Marriage Abroad: Alien-Spouse Visa: If a U.S. citizen marries an alien abroad, an I-130 petition must be filed after the marriage to begin the immigration process for the alien spouse. This can be filed either with the USCIS in the United States, or, under certain circumstances, at U.S. Embassies or Consulates abroad. U.S. Embassies and Consulates have differing policies on approving I-130s and should be individually contacted about the availability of this service. Prior to departure from this country, the U.S. citizen should contact the INS or appropriate foreign service post to ascertain exactly what documents will be necessary to file the immigrant petition for a new spouse.

On Artists
Non-Immigrant Visa Categories
O-1, Aliens of Extraordinary Ability: Aliens who can demonstrate "extraordinary ability" in the sciences, arts, education, business and athletics through "sustained national or international acclaim", and whose entry the Attorney General determines will "substantially benefit prospectively the U.S, may qualify for O-1 status. The employer is also required to consult with unions, management groups and other outside sources to show such person is "extraordinary"

Immigrant Visa Categories
There are a number of immigrant visa categories that may be considered in attempting to process a foreign artist for permanent residence status

Person of Exceptional Ability or holding an Advanced Degree: A foreign worker may qualify for this category by holding an Advanced Degree (Master's or higher) or by demonstrating he/she is a person of exeptional ability in the sciences, arts or business.

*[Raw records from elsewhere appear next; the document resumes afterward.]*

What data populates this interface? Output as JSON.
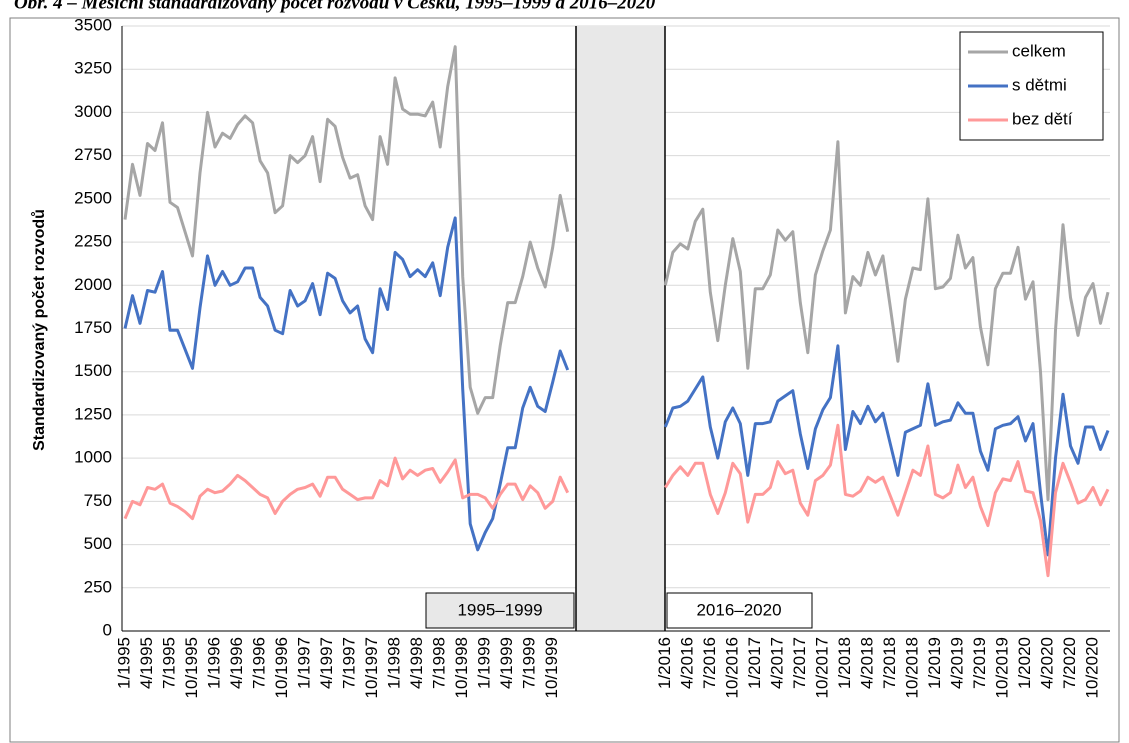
{
  "chart_data": {
    "type": "line",
    "title": "Obr. 4 – Měsíční standardizovaný počet rozvodů v Česku, 1995–1999 a 2016–2020",
    "y_label": "Standardizovaný počet rozvodů",
    "annotations": [
      "1995–1999",
      "2016–2020"
    ],
    "categories": [
      "1/1995",
      null,
      null,
      "4/1995",
      null,
      null,
      "7/1995",
      null,
      null,
      "10/1995",
      null,
      null,
      "1/1996",
      null,
      null,
      "4/1996",
      null,
      null,
      "7/1996",
      null,
      null,
      "10/1996",
      null,
      null,
      "1/1997",
      null,
      null,
      "4/1997",
      null,
      null,
      "7/1997",
      null,
      null,
      "10/1997",
      null,
      null,
      "1/1998",
      null,
      null,
      "4/1998",
      null,
      null,
      "7/1998",
      null,
      null,
      "10/1998",
      null,
      null,
      "1/1999",
      null,
      null,
      "4/1999",
      null,
      null,
      "7/1999",
      null,
      null,
      "10/1999",
      null,
      null,
      null,
      null,
      null,
      null,
      null,
      null,
      null,
      null,
      null,
      null,
      null,
      null,
      "1/2016",
      null,
      null,
      "4/2016",
      null,
      null,
      "7/2016",
      null,
      null,
      "10/2016",
      null,
      null,
      "1/2017",
      null,
      null,
      "4/2017",
      null,
      null,
      "7/2017",
      null,
      null,
      "10/2017",
      null,
      null,
      "1/2018",
      null,
      null,
      "4/2018",
      null,
      null,
      "7/2018",
      null,
      null,
      "10/2018",
      null,
      null,
      "1/2019",
      null,
      null,
      "4/2019",
      null,
      null,
      "7/2019",
      null,
      null,
      "10/2019",
      null,
      null,
      "1/2020",
      null,
      null,
      "4/2020",
      null,
      null,
      "7/2020",
      null,
      null,
      "10/2020",
      null,
      null
    ],
    "series": [
      {
        "name": "celkem",
        "color": "#a6a6a6",
        "values": [
          2380,
          2700,
          2520,
          2820,
          2780,
          2940,
          2480,
          2450,
          2310,
          2170,
          2650,
          3000,
          2800,
          2880,
          2850,
          2930,
          2980,
          2940,
          2720,
          2650,
          2420,
          2460,
          2750,
          2710,
          2750,
          2860,
          2600,
          2960,
          2920,
          2740,
          2620,
          2640,
          2460,
          2380,
          2860,
          2700,
          3200,
          3020,
          2990,
          2990,
          2980,
          3060,
          2800,
          3150,
          3380,
          2050,
          1410,
          1260,
          1350,
          1350,
          1650,
          1900,
          1900,
          2050,
          2250,
          2100,
          1990,
          2220,
          2520,
          2310,
          null,
          null,
          null,
          null,
          null,
          null,
          null,
          null,
          null,
          null,
          null,
          null,
          2000,
          2190,
          2240,
          2210,
          2370,
          2440,
          1960,
          1680,
          2000,
          2270,
          2080,
          1520,
          1980,
          1980,
          2060,
          2320,
          2260,
          2310,
          1900,
          1610,
          2060,
          2200,
          2320,
          2830,
          1840,
          2050,
          2000,
          2190,
          2060,
          2170,
          1870,
          1560,
          1920,
          2100,
          2090,
          2500,
          1980,
          1990,
          2040,
          2290,
          2100,
          2160,
          1760,
          1540,
          1980,
          2070,
          2070,
          2220,
          1920,
          2020,
          1500,
          760,
          1740,
          2350,
          1930,
          1710,
          1930,
          2010,
          1780,
          1960
        ]
      },
      {
        "name": "s dětmi",
        "color": "#4472c4",
        "values": [
          1750,
          1940,
          1780,
          1970,
          1960,
          2080,
          1740,
          1740,
          1630,
          1520,
          1870,
          2170,
          2000,
          2080,
          2000,
          2020,
          2100,
          2100,
          1930,
          1880,
          1740,
          1720,
          1970,
          1880,
          1910,
          2010,
          1830,
          2070,
          2040,
          1910,
          1840,
          1880,
          1690,
          1610,
          1980,
          1860,
          2190,
          2150,
          2050,
          2090,
          2050,
          2130,
          1940,
          2220,
          2390,
          1400,
          620,
          470,
          570,
          650,
          850,
          1060,
          1060,
          1290,
          1410,
          1300,
          1270,
          1440,
          1620,
          1510,
          null,
          null,
          null,
          null,
          null,
          null,
          null,
          null,
          null,
          null,
          null,
          null,
          1180,
          1290,
          1300,
          1330,
          1400,
          1470,
          1180,
          1000,
          1210,
          1290,
          1200,
          900,
          1200,
          1200,
          1210,
          1330,
          1360,
          1390,
          1140,
          940,
          1170,
          1280,
          1350,
          1650,
          1050,
          1270,
          1200,
          1300,
          1210,
          1260,
          1080,
          900,
          1150,
          1170,
          1190,
          1430,
          1190,
          1210,
          1220,
          1320,
          1260,
          1260,
          1040,
          930,
          1170,
          1190,
          1200,
          1240,
          1100,
          1200,
          800,
          440,
          1000,
          1370,
          1070,
          970,
          1180,
          1180,
          1050,
          1160
        ]
      },
      {
        "name": "bez dětí",
        "color": "#ff9999",
        "values": [
          650,
          750,
          730,
          830,
          820,
          850,
          740,
          720,
          690,
          650,
          780,
          820,
          800,
          810,
          850,
          900,
          870,
          830,
          790,
          770,
          680,
          750,
          790,
          820,
          830,
          850,
          780,
          890,
          890,
          820,
          790,
          760,
          770,
          770,
          870,
          840,
          1000,
          880,
          930,
          900,
          930,
          940,
          860,
          920,
          990,
          770,
          790,
          790,
          770,
          710,
          790,
          850,
          850,
          760,
          840,
          800,
          710,
          750,
          890,
          800,
          null,
          null,
          null,
          null,
          null,
          null,
          null,
          null,
          null,
          null,
          null,
          null,
          830,
          900,
          950,
          900,
          970,
          970,
          790,
          680,
          800,
          970,
          910,
          630,
          790,
          790,
          830,
          980,
          910,
          930,
          740,
          670,
          870,
          900,
          960,
          1190,
          790,
          780,
          810,
          890,
          860,
          890,
          780,
          670,
          800,
          930,
          900,
          1070,
          790,
          770,
          800,
          960,
          830,
          890,
          720,
          610,
          800,
          880,
          870,
          980,
          810,
          800,
          640,
          320,
          800,
          970,
          860,
          740,
          760,
          830,
          730,
          820
        ]
      }
    ],
    "ylim": [
      0,
      3500
    ],
    "yticks": [
      0,
      250,
      500,
      750,
      1000,
      1250,
      1500,
      1750,
      2000,
      2250,
      2500,
      2750,
      3000,
      3250,
      3500
    ],
    "grid": true,
    "legend": "top-right"
  }
}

The Labor Certification requirement applies to this category. job offers from U.S. employers are usually required, but a job offer may be waived. If the job offer is in the "national interest", the alien is not subject to the labor certification requirement normally applicable to persons in this category. This will dramatically expedite the processing of the case.

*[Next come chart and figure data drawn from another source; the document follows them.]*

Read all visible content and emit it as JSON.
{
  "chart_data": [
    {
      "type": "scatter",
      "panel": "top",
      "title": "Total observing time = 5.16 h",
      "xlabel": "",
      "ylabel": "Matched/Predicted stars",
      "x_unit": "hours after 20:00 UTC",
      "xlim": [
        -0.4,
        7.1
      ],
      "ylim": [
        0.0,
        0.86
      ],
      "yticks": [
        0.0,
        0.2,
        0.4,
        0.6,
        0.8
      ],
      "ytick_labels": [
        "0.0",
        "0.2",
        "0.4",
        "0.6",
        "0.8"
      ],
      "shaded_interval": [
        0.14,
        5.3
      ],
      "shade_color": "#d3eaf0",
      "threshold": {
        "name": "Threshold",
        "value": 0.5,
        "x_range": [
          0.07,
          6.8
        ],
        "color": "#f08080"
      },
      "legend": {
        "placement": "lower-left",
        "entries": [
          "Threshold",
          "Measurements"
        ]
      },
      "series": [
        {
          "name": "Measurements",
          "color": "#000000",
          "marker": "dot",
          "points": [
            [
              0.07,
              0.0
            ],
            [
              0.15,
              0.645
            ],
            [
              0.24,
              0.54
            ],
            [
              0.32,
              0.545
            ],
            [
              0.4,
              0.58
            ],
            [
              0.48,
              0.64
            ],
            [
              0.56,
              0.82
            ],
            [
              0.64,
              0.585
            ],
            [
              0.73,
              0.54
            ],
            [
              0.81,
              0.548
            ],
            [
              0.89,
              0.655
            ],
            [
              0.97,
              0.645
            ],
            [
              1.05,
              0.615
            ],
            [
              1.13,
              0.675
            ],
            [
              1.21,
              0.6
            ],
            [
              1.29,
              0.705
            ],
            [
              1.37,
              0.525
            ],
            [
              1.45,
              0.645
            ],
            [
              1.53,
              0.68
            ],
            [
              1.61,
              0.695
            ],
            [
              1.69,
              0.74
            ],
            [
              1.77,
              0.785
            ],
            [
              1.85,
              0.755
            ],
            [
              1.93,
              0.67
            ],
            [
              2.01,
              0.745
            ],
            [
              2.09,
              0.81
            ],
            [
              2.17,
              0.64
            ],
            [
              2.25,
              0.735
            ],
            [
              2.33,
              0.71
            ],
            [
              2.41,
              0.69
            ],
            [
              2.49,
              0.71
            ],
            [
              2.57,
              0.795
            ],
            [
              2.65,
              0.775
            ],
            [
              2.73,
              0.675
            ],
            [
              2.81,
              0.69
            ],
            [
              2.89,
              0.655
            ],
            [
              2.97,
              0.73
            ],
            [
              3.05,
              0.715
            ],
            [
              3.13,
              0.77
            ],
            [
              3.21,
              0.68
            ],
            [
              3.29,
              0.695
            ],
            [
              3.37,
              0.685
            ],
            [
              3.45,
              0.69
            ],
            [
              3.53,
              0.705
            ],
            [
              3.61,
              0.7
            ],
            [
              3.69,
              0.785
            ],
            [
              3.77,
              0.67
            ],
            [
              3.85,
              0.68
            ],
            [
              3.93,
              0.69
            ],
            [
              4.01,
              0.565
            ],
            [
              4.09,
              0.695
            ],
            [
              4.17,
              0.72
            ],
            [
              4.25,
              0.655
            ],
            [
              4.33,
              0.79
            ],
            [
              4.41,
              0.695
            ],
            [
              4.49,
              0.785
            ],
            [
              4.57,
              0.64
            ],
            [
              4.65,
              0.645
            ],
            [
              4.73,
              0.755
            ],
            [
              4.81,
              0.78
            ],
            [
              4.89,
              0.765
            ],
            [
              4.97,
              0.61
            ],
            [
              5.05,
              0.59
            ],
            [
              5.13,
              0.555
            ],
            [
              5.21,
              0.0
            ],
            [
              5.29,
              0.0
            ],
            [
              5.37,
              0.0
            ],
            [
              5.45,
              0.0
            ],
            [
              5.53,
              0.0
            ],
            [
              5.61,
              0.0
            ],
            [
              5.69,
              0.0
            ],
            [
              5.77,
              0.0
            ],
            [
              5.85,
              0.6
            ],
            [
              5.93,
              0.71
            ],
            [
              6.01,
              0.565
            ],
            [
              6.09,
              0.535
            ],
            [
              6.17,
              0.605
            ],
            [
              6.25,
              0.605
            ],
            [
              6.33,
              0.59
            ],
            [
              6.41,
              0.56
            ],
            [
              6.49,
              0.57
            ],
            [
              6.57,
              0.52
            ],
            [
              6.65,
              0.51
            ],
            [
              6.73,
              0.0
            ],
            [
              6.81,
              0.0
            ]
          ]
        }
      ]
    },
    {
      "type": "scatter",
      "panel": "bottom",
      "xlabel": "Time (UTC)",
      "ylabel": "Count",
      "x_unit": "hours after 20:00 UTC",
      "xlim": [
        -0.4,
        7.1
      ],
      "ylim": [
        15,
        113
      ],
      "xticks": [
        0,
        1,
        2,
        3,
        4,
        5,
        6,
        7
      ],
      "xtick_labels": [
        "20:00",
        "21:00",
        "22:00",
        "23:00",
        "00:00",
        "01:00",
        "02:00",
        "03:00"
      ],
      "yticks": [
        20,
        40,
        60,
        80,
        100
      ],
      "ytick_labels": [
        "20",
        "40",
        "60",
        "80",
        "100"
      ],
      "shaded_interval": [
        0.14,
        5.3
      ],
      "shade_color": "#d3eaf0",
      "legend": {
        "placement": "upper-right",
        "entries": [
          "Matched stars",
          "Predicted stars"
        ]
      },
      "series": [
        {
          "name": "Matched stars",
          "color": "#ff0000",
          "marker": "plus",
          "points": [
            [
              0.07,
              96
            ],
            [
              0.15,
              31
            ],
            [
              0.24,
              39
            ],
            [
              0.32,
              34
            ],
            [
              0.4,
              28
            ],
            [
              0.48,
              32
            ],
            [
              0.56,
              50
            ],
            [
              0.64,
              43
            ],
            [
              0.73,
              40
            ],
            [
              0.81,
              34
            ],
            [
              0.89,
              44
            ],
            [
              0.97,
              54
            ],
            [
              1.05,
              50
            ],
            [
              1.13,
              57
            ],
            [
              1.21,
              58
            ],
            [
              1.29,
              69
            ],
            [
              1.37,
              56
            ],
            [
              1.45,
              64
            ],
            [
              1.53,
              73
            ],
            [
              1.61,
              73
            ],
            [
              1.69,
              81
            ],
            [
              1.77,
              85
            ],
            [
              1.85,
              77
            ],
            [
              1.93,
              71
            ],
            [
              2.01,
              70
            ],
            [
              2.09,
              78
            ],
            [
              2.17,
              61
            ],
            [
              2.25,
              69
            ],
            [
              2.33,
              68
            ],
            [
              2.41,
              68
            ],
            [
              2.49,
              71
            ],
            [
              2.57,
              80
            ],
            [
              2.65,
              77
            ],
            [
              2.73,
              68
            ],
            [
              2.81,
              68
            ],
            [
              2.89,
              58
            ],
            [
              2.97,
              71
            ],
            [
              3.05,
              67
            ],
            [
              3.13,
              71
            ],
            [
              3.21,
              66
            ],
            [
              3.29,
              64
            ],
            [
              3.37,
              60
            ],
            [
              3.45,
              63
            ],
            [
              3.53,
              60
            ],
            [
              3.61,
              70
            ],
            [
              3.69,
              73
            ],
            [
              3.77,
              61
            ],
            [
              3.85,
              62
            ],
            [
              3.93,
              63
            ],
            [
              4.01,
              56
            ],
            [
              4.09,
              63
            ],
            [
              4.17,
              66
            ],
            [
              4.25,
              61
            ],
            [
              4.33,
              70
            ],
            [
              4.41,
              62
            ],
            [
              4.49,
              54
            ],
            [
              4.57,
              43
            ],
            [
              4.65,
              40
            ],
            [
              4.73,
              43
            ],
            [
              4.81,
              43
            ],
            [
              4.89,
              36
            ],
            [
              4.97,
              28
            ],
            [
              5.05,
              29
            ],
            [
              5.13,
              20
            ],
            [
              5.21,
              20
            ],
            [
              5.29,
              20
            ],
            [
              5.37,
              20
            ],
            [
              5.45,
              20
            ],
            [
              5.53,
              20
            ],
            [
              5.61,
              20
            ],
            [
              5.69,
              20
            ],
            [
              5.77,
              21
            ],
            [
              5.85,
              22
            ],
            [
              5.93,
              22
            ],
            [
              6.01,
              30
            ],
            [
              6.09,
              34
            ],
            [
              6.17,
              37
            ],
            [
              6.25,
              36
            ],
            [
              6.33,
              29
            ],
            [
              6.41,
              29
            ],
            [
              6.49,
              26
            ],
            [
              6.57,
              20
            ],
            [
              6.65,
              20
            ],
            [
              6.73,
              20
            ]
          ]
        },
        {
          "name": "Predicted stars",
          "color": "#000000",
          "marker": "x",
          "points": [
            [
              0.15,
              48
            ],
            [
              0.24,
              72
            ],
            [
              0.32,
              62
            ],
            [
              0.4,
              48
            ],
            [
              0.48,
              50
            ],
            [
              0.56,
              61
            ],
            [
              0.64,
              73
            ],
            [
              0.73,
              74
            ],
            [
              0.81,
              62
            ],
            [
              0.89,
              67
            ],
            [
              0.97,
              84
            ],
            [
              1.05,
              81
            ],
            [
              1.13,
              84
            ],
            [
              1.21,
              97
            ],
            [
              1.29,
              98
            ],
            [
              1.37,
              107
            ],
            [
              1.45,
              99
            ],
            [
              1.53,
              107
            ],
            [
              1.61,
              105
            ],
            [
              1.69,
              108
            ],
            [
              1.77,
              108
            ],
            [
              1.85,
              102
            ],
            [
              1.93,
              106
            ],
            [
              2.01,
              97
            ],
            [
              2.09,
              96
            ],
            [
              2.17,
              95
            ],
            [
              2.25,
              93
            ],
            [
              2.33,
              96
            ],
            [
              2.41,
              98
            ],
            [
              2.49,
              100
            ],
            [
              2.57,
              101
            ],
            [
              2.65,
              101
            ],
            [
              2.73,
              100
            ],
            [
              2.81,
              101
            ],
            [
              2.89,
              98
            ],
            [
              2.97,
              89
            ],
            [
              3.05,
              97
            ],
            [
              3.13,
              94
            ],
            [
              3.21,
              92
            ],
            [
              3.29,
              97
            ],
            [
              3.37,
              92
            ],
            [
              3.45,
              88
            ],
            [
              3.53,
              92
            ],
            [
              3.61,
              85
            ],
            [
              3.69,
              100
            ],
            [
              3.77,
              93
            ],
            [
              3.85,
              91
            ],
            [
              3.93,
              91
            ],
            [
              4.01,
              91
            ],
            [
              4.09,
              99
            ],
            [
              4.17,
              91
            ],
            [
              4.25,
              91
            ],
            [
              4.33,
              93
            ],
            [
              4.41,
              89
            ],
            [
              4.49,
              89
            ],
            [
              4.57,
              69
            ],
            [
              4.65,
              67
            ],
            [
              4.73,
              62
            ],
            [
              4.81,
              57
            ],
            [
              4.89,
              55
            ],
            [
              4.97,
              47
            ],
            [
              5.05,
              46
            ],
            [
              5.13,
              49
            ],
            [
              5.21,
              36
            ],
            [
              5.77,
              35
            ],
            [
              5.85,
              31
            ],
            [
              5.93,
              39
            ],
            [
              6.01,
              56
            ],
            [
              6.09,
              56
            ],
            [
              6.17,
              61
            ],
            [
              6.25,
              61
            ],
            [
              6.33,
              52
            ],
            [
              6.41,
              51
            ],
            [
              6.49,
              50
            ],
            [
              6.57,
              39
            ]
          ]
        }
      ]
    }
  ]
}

Persons of Extraordinary Ability: An alien of extraordinary ability in the sciences, arts, education, business or athletics may qualify for an immigrant visa. Extraordinary ability means a level of expertise indicating that the individual is one of that small percentage who have risen to the very top of the field of endeavor.

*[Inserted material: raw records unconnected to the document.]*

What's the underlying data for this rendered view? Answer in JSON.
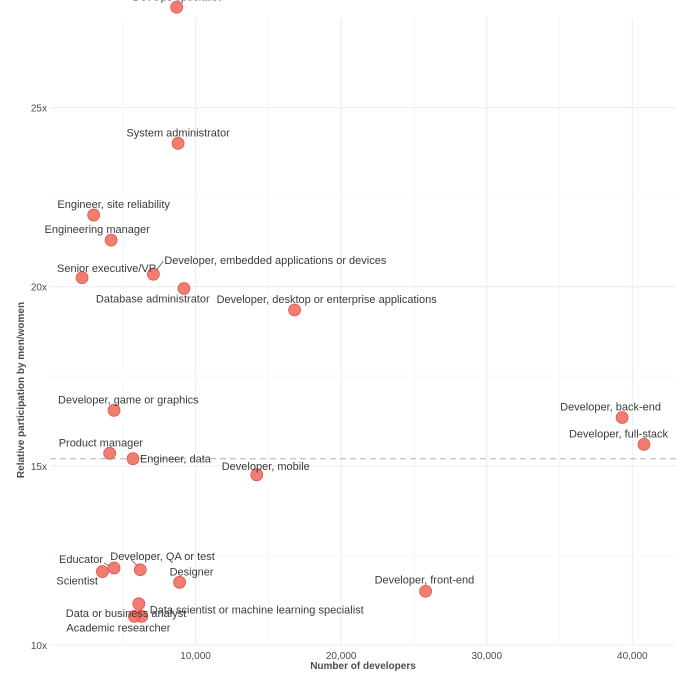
{
  "chart_data": {
    "type": "scatter",
    "xlabel": "Number of developers",
    "ylabel": "Relative participation by men/women",
    "xlim": [
      0,
      43000
    ],
    "ylim": [
      10,
      27.5
    ],
    "x_ticks": [
      10000,
      20000,
      30000,
      40000
    ],
    "x_tick_labels": [
      "10,000",
      "20,000",
      "30,000",
      "40,000"
    ],
    "y_ticks": [
      10,
      15,
      20,
      25
    ],
    "y_tick_labels": [
      "10x",
      "15x",
      "20x",
      "25x"
    ],
    "grid": true,
    "reference_line": {
      "y": 15.2,
      "style": "dashed"
    },
    "point_color": "#ee6a5f",
    "points": [
      {
        "label": "DevOps specialist",
        "x": 8700,
        "y": 27.8
      },
      {
        "label": "System administrator",
        "x": 8800,
        "y": 24.0
      },
      {
        "label": "Engineer, site reliability",
        "x": 3000,
        "y": 22.0
      },
      {
        "label": "Engineering manager",
        "x": 4200,
        "y": 21.3
      },
      {
        "label": "Senior executive/VP",
        "x": 2200,
        "y": 20.25
      },
      {
        "label": "Developer, embedded applications or devices",
        "x": 7100,
        "y": 20.35
      },
      {
        "label": "Database administrator",
        "x": 9200,
        "y": 19.95
      },
      {
        "label": "Developer, desktop or enterprise applications",
        "x": 16800,
        "y": 19.35
      },
      {
        "label": "Developer, game or graphics",
        "x": 4400,
        "y": 16.55
      },
      {
        "label": "Developer, back-end",
        "x": 39300,
        "y": 16.35
      },
      {
        "label": "Developer, full-stack",
        "x": 40800,
        "y": 15.6
      },
      {
        "label": "Product manager",
        "x": 4100,
        "y": 15.35
      },
      {
        "label": "Engineer, data",
        "x": 5700,
        "y": 15.2
      },
      {
        "label": "Developer, mobile",
        "x": 14200,
        "y": 14.75
      },
      {
        "label": "Developer, QA or test",
        "x": 6200,
        "y": 12.1
      },
      {
        "label": "Educator",
        "x": 4400,
        "y": 12.15
      },
      {
        "label": "Scientist",
        "x": 3600,
        "y": 12.05
      },
      {
        "label": "Designer",
        "x": 8900,
        "y": 11.75
      },
      {
        "label": "Developer, front-end",
        "x": 25800,
        "y": 11.5
      },
      {
        "label": "Data or business analyst",
        "x": 6100,
        "y": 11.15
      },
      {
        "label": "Data scientist or machine learning specialist",
        "x": 6300,
        "y": 10.8
      },
      {
        "label": "Academic researcher",
        "x": 5800,
        "y": 10.8
      }
    ]
  }
}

The applicant must demonstrate sustained national or international acclaim and that his/her achievements have been recognized in the field of expertise. A labor certification is not required for this category.

On Investors
Non-Immigrant Visa Categories
E-1, Treaty Trader: A Treaty Trader is an alien who enters the United States in pursuance of the provisions of a Treaty of Commerce and Navigation between the United States and the foreign country of which he is a national. The individual must be coming to the United States to conduct trade between the United States and the individual's country of nationality. The initial period of admission is one year, and extensions of stay are possible upon filing an annual report with respect to the trade. While there is no requirement of an overseas domicile, the alien must intend to return to his home abraod once the purpuse of his admission has been accomplished.

E-2, Treaty Investor: An alien who enters pursuant to the provisions of a Treaty of Commerce and Navigation between the United States and the foreign country of which he is a national coming solely to develop and direct the operations of an enterprise in which he has invested, or in which he is activley in the process of investing, a substantial amount of capital. The initial period of admission is one year with extensions available. High officials of firms which have made a substantial investment may also qualify.

Immigrant Visa Categories
Immigrant Investor: A person who invests a minimum of $ 1 million in a new or wxisting business, may qualify for this category. In some instances, a $ 500,000 investment may qualify.

The investment must also create jobs for 10 U.S. workers. The visa is issued for two years on a conditional basis. A subsequent petition must be filed after two years to demonstrate that the investment is ongoing. Both the investor and his immediate family members will receive the immigrant visa.